3) El tercero se llama Coqueelaa, que es el dios de las riquezas; el abogado de la grana. Dios Padre. Su ofrenda es una gallina blanca de la tierra. Se deben emprender los viajes precisamente el día que él gobierna.

4) El cuarto se llama Locucui, que es el dios del maíz y de toda la comida. Se le ofrendan los primeros elotes (choclos) de la milpa, y se le quema copal rociado con sangre de gallina de la tierra. Se le ofrendan ayunos de dietas específicas.

5) El quinto, Leraa Huila nombrado también Coquietaa, es el dios de los muertos. Se le ofrenda en sacrificio de uno a tres pollos negros de la tierra, o de un perrillo que puede ser negro o blanco. 

6) El sexto, que se llama Nohuichana, es la diosa del río o del pescado o de las preñadas y paridas. Es la diosa de la vida. Es invocada en el parto y recibe ofrendas en la muerte con su nombre de Leraa Huila; su ave de sacrificio es una gallina pintada de la tierra. En sacrificio se le ofrecen dietas específicas, abstinencia sexual entre lunas y baño ritual.

7) El séptimo se llama Lexee, que es el dios de los brujos o de los ladrones. Respetado también como causante de los sueños. Se le ofrendan cantos y letanías y una candela de color. En sacrificio se le ofrece un perrillo de color.

8) El octavo se llama Nonachi, que es el dios de las enfermedades. Se le ofrendan cantos y letanías y candelas blancas. Se le ofrenda en sacrificio abstinencia sexual para que actúe en uno a través de esa fuerza extra que se almacena. Se le ofrenda dietas específicas de alimentos de un color generalmente verde o rojo según el mal. El verde limpia y vigoriza. El rojo fortalece y aumenta la sangre. Se le ofrece baño ritual.
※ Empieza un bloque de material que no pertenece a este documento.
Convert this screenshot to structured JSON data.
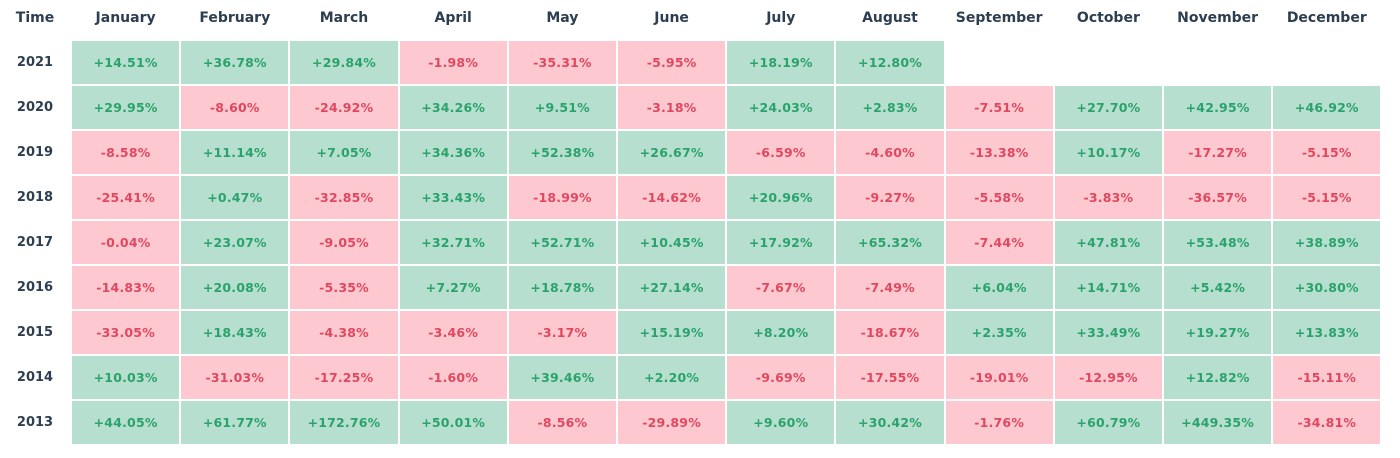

9) El noveno, Locio, es el dios de los rayos que envía el agua para que se den las sementeras. De él depende el éxito de la cosecha. También se le ofrendan los primeros elotes de la cosecha. Su ave de sacrificio es una gallina negra de la tierra.

10) El décimo es Xonatzi Huilia, que es la mujer del dios de los muertos, a quien se sacrifica por los enfermos y por los muertos. Se le ofrendan cantos y letanías. Se le sacrifican gallinas de la tierra. Se le ofrenda abstinencia sexual.

11) El undécimo es Cosana, que hizo los montes, árboles y piedras, que está en las honduras del agua, a quien se encienden candelas y quema copal antes de pescar. También se le nombra Nosanaguela, por ser un dios relacionado con el mar; se le ofrendan cantos y baño ritual.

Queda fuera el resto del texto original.